The Trump administration doesn't know what to do on the debt ceiling, which could be a serious problem.
The Trump administration is still formulating its policy for the most potentially costly fight coming up on the congressional calendar.
Comments from Mick Mulvaney, the director of the Office Of Management and Budget, on Thursday laid bare the internal divisions the White House over what to do about raising the debt ceiling. And they send a muddled picture of the Trump administration's approach to the upcoming negotiations.
Treasury Secretary Steven Mnuchin has said the Treasury can continue to make payments on its debt obligations until sometime in September, but he has warned Congress to raise the nation's debt limit sooner rather than later.
With a lack of a coherent voice from the White House and a divided Republican majority in Congress, the debt ceiling battle could lead to drastic consequences for the economy.
Two camps have formed in the White House over the debt ceiling issue, based on a review of recent statements from administration officials.
On one side is Mulvaney, who has said in interviews that he wants to see cuts in spending to slow debt accumulation as part of legislation to increase the borrowing limit. Top economic adviser Gary Cohn also said in an interview that the White House is open to adding such provisions.
On the other side is Mnuchin, who told Congress that he favors a quick and "clean" increase with no strings attached.
Trump, for his part, has not taken a public position. He told congressional leaders, including House Speaker Paul Ryan and Senate Majority Leader Mitch McConnell, in a meeting that Mnuchin is "that guy" for the negotiations.
During a congressional hearing Thursday, Mulvaney said the argument is not a "source of division right now in the White House," but he hinted at some disagreement.
"The Treasury secretary is in charge of that discussion and in charge of driving that policy debate and certainly the OMB director participates in that debate," Mulvaney said. "It is not at all unusual for OMB director from any party to say that this might be an opportunity for some fiscal reforms. We haven’t settled on a final way to address the debt ceiling any more than the Hill has."
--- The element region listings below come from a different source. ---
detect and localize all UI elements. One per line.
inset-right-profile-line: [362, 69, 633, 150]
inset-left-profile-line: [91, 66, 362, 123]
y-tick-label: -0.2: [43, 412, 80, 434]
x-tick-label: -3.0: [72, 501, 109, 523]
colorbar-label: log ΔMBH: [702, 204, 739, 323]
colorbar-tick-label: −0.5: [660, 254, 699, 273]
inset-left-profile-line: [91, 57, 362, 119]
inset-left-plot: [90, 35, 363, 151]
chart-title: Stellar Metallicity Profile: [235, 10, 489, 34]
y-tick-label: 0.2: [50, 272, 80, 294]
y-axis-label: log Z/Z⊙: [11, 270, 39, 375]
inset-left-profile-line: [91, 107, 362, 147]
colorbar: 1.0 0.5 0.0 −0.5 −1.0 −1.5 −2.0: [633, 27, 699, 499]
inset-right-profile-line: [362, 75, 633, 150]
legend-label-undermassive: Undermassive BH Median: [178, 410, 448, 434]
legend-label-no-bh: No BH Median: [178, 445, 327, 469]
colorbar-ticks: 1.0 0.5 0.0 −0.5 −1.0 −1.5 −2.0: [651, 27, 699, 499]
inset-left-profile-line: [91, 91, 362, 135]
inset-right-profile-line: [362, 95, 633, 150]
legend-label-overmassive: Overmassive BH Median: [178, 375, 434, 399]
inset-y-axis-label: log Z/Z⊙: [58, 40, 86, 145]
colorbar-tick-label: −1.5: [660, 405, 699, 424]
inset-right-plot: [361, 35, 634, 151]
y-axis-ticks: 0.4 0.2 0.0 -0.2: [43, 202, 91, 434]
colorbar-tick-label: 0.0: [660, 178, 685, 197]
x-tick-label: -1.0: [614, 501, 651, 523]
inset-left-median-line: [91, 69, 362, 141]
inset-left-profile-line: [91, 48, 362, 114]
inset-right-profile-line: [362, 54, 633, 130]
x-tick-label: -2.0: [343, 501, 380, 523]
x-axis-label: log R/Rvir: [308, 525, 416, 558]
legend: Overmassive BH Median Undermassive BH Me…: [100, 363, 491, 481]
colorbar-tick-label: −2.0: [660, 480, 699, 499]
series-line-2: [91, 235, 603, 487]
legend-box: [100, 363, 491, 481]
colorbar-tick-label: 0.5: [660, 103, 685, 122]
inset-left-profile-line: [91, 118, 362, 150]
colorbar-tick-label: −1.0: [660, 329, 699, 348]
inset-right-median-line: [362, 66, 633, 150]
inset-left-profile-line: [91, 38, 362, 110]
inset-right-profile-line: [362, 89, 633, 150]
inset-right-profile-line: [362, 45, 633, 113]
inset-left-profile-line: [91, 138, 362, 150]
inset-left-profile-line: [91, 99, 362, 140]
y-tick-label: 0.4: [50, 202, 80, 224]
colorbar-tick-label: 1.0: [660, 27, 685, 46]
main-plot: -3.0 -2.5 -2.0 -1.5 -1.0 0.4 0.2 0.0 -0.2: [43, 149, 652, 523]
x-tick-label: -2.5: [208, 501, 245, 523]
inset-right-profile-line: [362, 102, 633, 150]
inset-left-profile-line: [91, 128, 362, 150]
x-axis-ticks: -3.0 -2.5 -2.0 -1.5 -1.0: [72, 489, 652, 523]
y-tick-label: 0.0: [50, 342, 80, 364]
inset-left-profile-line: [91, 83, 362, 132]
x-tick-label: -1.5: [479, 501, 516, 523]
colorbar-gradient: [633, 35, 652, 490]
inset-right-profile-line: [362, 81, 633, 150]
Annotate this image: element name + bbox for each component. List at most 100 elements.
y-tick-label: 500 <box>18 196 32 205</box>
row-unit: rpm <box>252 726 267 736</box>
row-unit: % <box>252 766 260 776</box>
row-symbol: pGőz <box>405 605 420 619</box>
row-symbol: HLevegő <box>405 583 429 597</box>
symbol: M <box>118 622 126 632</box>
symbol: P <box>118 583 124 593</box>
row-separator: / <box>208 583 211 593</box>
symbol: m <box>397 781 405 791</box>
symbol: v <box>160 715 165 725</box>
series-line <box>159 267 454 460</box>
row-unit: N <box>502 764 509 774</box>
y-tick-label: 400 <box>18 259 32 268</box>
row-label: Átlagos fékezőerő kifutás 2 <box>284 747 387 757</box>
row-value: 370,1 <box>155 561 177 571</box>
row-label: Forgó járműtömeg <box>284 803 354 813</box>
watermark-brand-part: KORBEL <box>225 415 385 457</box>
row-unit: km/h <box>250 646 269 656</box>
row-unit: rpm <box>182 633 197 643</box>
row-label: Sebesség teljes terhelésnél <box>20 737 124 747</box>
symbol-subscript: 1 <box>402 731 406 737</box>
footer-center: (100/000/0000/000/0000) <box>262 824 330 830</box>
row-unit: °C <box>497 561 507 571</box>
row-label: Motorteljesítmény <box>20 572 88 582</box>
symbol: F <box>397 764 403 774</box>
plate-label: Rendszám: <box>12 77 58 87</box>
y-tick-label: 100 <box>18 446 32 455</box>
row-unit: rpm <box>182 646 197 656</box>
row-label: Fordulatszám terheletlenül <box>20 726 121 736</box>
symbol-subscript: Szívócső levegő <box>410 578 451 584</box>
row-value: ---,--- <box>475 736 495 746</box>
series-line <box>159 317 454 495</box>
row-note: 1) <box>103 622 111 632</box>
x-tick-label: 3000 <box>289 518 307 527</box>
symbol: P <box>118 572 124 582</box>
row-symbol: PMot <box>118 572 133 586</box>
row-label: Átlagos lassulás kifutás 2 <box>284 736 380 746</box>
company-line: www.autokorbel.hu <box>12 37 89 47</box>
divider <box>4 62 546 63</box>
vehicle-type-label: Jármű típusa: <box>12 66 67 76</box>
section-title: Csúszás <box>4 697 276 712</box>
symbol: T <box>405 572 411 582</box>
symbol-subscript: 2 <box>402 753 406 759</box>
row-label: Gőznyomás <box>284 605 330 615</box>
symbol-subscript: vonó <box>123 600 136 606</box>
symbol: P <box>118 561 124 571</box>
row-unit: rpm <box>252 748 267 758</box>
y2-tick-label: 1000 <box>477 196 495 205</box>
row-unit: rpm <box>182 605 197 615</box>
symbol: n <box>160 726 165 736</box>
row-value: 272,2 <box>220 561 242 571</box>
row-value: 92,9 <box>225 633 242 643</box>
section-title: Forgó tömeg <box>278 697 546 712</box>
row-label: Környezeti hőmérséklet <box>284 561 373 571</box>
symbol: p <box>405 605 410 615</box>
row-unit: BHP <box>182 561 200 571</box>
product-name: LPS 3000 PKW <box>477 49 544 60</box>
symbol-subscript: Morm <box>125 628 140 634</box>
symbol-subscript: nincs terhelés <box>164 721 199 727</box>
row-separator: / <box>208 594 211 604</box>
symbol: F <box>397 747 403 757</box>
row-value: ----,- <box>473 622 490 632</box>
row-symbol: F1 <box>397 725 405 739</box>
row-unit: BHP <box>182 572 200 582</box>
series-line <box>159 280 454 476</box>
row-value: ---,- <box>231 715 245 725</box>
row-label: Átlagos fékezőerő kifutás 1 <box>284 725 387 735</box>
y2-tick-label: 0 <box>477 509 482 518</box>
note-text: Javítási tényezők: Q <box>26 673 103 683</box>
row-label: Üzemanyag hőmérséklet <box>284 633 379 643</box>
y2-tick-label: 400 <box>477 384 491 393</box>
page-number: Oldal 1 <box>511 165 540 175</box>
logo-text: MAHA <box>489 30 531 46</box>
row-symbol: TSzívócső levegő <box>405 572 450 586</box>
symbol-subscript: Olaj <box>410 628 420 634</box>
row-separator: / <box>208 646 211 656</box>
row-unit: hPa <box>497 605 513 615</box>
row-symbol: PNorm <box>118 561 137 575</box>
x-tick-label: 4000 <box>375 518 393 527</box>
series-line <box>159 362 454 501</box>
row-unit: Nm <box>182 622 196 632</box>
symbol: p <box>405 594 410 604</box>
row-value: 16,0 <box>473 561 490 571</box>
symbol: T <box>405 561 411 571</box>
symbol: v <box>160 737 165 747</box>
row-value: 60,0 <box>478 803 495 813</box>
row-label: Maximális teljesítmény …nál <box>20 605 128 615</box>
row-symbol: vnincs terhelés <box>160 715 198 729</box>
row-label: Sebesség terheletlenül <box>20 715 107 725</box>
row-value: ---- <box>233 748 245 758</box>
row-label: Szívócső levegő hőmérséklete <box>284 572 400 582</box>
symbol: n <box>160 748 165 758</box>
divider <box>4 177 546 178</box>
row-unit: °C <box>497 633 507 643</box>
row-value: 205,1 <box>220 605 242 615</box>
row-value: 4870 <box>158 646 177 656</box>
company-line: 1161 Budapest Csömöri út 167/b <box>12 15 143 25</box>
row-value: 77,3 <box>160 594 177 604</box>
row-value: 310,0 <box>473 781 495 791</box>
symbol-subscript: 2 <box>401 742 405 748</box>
When asked about the discrepancy between the two sides and which represented the official position of the administration, a White House spokesperson said only that it was important to hike the debt limit "as soon as possible."
"In order to meet the government’s obligations already authorized by Congress, the Trump Administration believes it is important to raise the debt ceiling as soon as possible," the spokesperson told Business Insider. "Over the past two decades, Democrat and Republican majorities in Congress have raised the debt ceiling 15 times. We are confident that Congress will continue to ensure the full faith and credit of the United States."
Amid all the issues on the administration's economic agenda — tax reform, healthcare reform, infrastructure, and keeping the government funded — raising the debt ceiling is the most consequential.
A breach of the debt ceiling would be catastrophic for the short-term economic health of the global economy and the long-term standing of the US. Another credit downgrade — like one that came amid a debt-ceiling fight in 2011 — along with a serious increase in borrowing costs for the US and market chaos are all on the table if the debt ceiling is breached and there are no emergency measures to prevent a default.
When asked again whether the administration had decided to advocate for a clean hike or spending cuts as part of it, the spokesperson pointed Business Insider to Mulvaney's comments.